O que esta visão rosada omite é que esses nativos foram brutalizados – espancados, pressionados para trabalhos forçados e infectados com doenças às quais eles não tinham resistência – e a tentativa de integrá-los ao império foi um fracasso miserável. O jornalista e historiador Carey McWilliams escreveu há quase 70 anos que as missões poderiam ser melhor concebidas como “uma série de pitorescas casas mortuárias”.

Não é de admirar, então, que a decisão do Papa Francisco de elevar Serra à santidade durante sua A visita a Washington esta semana ressuscitou controvérsias de longa data e enfureceu representantes das últimas populações nativas americanas sobreviventes da Califórnia. Houve protestos fora de algumas das missões mais visitadas da Califórnia, petições, cartas abertas escritas ao papa e aos líderes políticos da Califórnia e até mesmo uma tentativa de membros da legislatura estadual de substituir Serra como uma das duas figuras representativas da Califórnia no National Statuary Hall de Washington.
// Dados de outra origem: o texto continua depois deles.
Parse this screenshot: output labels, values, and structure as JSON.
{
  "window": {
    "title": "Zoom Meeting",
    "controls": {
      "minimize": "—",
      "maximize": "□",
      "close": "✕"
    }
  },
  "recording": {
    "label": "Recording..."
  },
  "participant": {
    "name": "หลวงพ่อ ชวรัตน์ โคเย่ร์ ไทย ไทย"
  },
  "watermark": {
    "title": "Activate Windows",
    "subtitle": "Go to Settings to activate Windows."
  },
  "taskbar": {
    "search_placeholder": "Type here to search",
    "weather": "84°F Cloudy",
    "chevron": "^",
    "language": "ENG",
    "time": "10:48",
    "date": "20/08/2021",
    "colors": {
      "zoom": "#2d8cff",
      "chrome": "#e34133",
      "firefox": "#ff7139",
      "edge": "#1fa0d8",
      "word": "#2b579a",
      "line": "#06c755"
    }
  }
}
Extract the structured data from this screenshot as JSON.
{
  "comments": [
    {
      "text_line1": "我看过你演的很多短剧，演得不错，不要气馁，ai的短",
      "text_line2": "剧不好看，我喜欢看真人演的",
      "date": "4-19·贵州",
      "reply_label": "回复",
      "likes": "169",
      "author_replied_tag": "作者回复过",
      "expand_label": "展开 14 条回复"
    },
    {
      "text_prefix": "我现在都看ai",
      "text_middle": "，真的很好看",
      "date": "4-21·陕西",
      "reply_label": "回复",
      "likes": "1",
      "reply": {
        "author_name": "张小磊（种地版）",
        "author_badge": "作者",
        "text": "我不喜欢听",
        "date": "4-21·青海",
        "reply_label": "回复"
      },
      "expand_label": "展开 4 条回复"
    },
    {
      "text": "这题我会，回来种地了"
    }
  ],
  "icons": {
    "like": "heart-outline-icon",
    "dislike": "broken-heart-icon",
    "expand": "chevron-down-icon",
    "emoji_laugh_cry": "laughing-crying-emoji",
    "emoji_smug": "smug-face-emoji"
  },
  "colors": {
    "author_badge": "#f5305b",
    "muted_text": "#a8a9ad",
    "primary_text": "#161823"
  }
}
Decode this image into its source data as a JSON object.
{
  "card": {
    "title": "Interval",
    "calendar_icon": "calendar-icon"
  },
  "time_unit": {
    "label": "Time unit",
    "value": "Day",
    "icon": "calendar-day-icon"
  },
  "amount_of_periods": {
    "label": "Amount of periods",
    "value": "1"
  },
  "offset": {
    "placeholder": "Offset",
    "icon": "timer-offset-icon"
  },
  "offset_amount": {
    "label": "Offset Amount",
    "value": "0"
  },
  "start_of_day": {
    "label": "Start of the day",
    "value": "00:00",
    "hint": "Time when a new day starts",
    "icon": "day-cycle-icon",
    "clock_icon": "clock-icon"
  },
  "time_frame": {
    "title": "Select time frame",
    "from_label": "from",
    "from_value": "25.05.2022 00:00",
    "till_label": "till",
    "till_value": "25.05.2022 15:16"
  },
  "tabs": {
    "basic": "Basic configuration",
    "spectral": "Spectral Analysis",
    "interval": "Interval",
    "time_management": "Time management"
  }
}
Os nativos viajaram para a Califórnia e Washington esta semana para protestar pessoalmente contra a elevação de Serra.

Os oponentes apontam que, desde a chegada de Serra em 1769, a população nativa foi devastada por di doenças, incluindo sífilis transmitida por soldados espanhóis saqueadores. Os índios trazidos para as missões não tinham permissão para sair e, se tentassem, eram algemados e severamente espancados.

Eles foram usados como trabalho forçado para construir os projetos agrícolas da Missão. Eles foram alimentados de forma atroz, separados de parentes próximos e amontoados em alojamentos apertados que muitas vezes se tornaram miasmas de doença e morte.
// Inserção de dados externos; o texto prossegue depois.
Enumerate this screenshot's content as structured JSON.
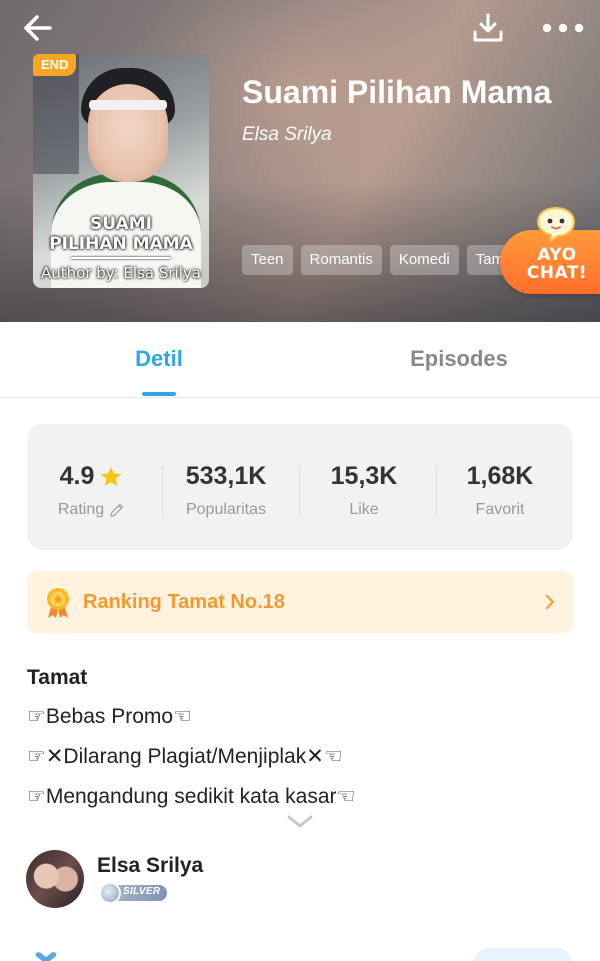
{
  "header": {
    "back_icon": "arrow-left-icon",
    "download_icon": "download-icon",
    "more_icon": "more-horizontal-icon"
  },
  "book": {
    "status_badge": "END",
    "title": "Suami Pilihan Mama",
    "author": "Elsa Srilya",
    "cover": {
      "title_line1": "SUAMI",
      "title_line2": "PILIHAN MAMA",
      "author_line": "Author by: Elsa Srilya"
    },
    "tags": [
      "Teen",
      "Romantis",
      "Komedi",
      "Tamat"
    ]
  },
  "chat_promo": {
    "line1": "AYO",
    "line2": "CHAT!"
  },
  "tabs": [
    {
      "label": "Detil",
      "active": true
    },
    {
      "label": "Episodes",
      "active": false
    }
  ],
  "stats": [
    {
      "value": "4.9",
      "label": "Rating"
    },
    {
      "value": "533,1K",
      "label": "Popularitas"
    },
    {
      "value": "15,3K",
      "label": "Like"
    },
    {
      "value": "1,68K",
      "label": "Favorit"
    }
  ],
  "ranking": {
    "label": "Ranking Tamat No.18"
  },
  "description": {
    "status": "Tamat",
    "lines": [
      "☞Bebas Promo☜",
      "☞✕Dilarang Plagiat/Menjiplak✕☜",
      "☞Mengandung sedikit kata kasar☜"
    ]
  },
  "author_profile": {
    "name": "Elsa Srilya",
    "level": "SILVER"
  },
  "colors": {
    "accent": "#2ea6e8",
    "badge": "#f6a623",
    "ranking_text": "#f39a2f",
    "ranking_bg": "#fff3e0",
    "chat": "#ff7a2e"
  }
}
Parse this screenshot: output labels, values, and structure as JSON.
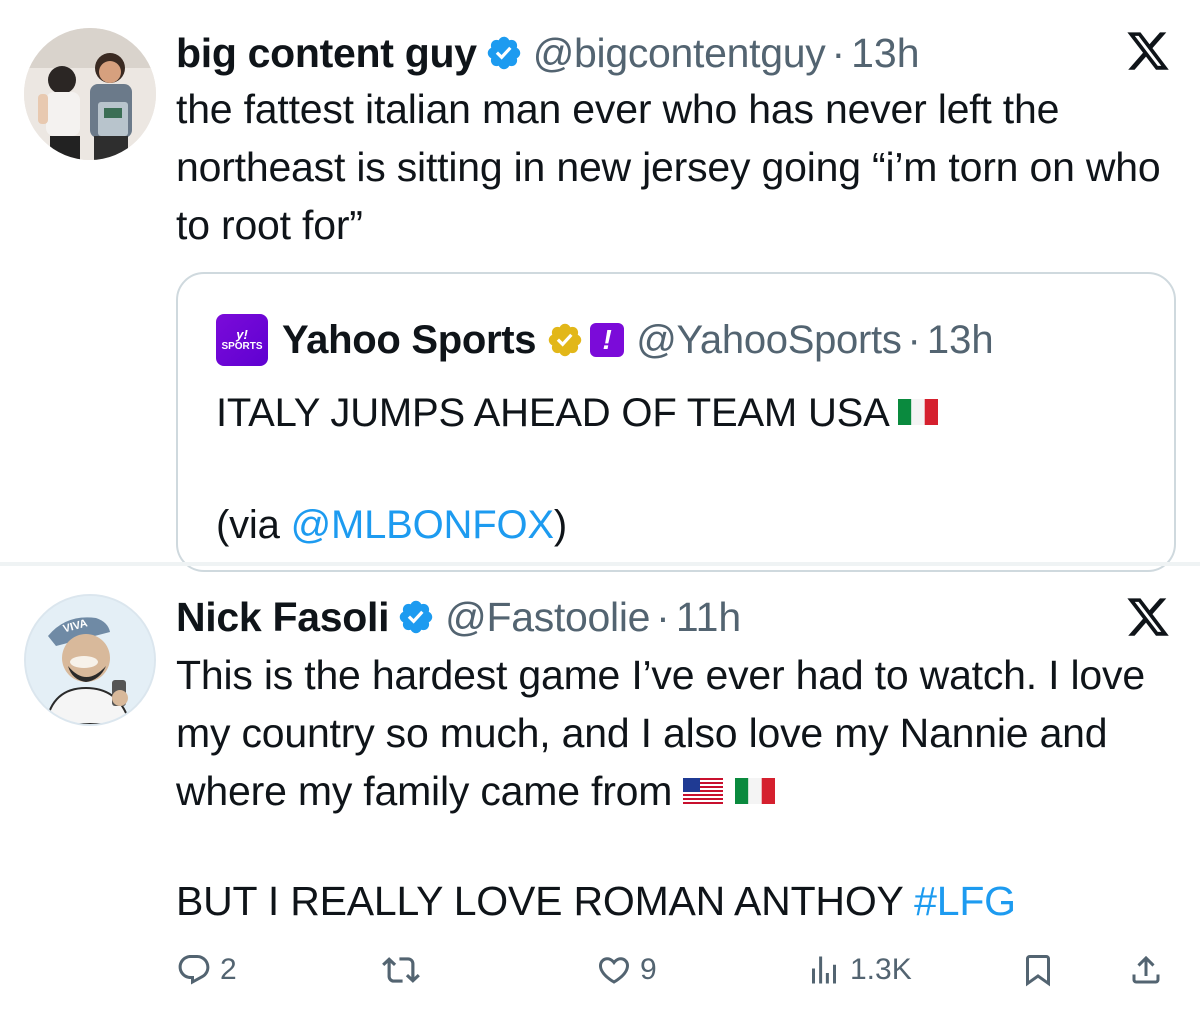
{
  "tweets": [
    {
      "author_name": "big content guy",
      "handle": "@bigcontentguy",
      "separator": "·",
      "time": "13h",
      "verified_icon": "verified-badge-icon",
      "text": "the fattest italian man ever who has never left the northeast is sitting in new jersey going “i’m torn on who to root for”"
    },
    {
      "author_name": "Nick Fasoli",
      "handle": "@Fastoolie",
      "separator": "·",
      "time": "11h",
      "verified_icon": "verified-badge-icon",
      "text": "This is the hardest game I’ve ever had to watch. I love my country so much, and I also love my Nannie and where my family came from",
      "text2": "BUT I REALLY LOVE ROMAN ANTHOY ",
      "hashtag": "#LFG",
      "stats": {
        "replies": "2",
        "retweets": "",
        "likes": "9",
        "views": "1.3K"
      }
    }
  ],
  "quote": {
    "logo_text_top": "y!",
    "logo_text_bottom": "SPORTS",
    "author_name": "Yahoo Sports",
    "affiliate_badge": "!",
    "handle": "@YahooSports",
    "separator": "·",
    "time": "13h",
    "text": "ITALY JUMPS AHEAD OF TEAM USA",
    "via_prefix": "(via ",
    "via_mention": "@MLBONFOX",
    "via_suffix": ")"
  },
  "colors": {
    "accent": "#1d9bf0",
    "secondary_text": "#536471",
    "border": "#cfd9de",
    "gold_badge": "#e2b719",
    "yahoo_purple": "#7b0bd9"
  },
  "icons": [
    "x-logo-icon",
    "verified-badge-icon",
    "gold-verified-icon",
    "italy-flag-icon",
    "us-flag-icon",
    "reply-icon",
    "retweet-icon",
    "like-icon",
    "views-icon",
    "bookmark-icon",
    "share-icon"
  ]
}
Quando os nativos americanos se rebelaram, o que fizeram pelo menos em duas ocasiões, suas rebeliões foram derrubado de forma brutal. Quando mulheres indígenas americanas foram flagradas tentando abortar bebês concebidos por estupro, os pais da missão os espancaram por dias a fio, os prenderam com ferros, tiveram suas cabeças raspadas e os forçaram a ficar no altar da igreja todos os domingos carregando uma criança de madeira pintada em seus braços.
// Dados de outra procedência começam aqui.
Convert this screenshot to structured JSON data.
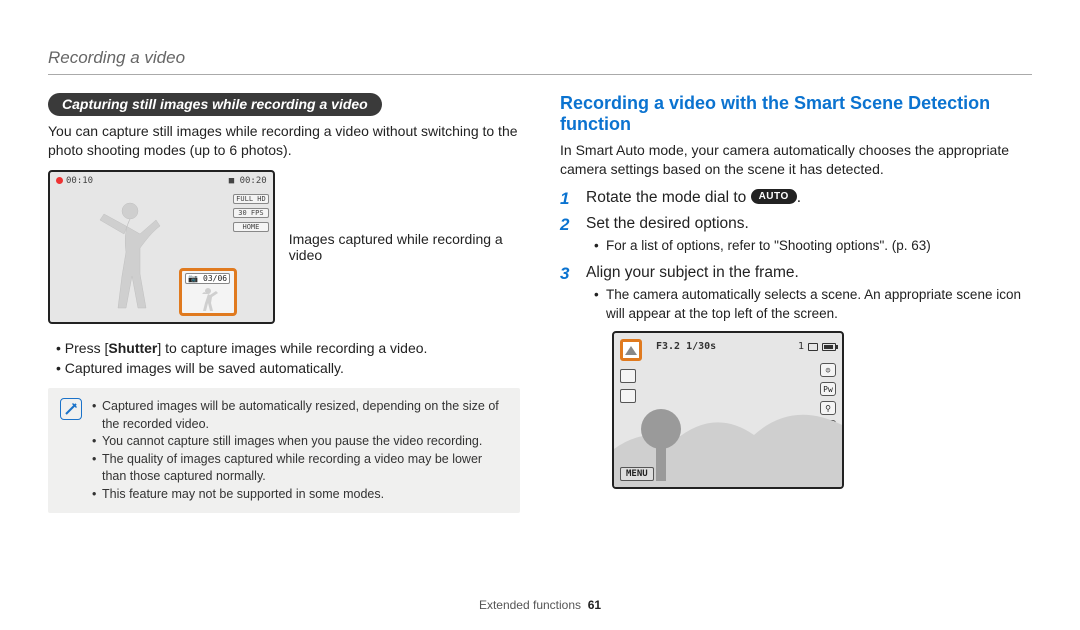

As paixões estão crescendo em ambos os lados. Enquanto os críticos de Serra dizem que ele foi o responsável pela quase erradicação dos povos nativos da Califórnia, o governador do estado, Jerry Brown, o defendeu como “um homem muito corajoso”, um inovador e um pioneiro, e jurou que sua estátua ficará em Washington “até o fim dos tempos”.

De muitas maneiras, a questão lembra a campanha do Vaticano, há alguns anos, para canonizar Pio XII, o papa do tempo de guerra acusado em muitos setores de não ter enfrentado o Nazistas e ajudando em sua ascensão ao poder, mas defendido em outros como um homem santo que fez sua parte para salvar centenas de milhares de judeus.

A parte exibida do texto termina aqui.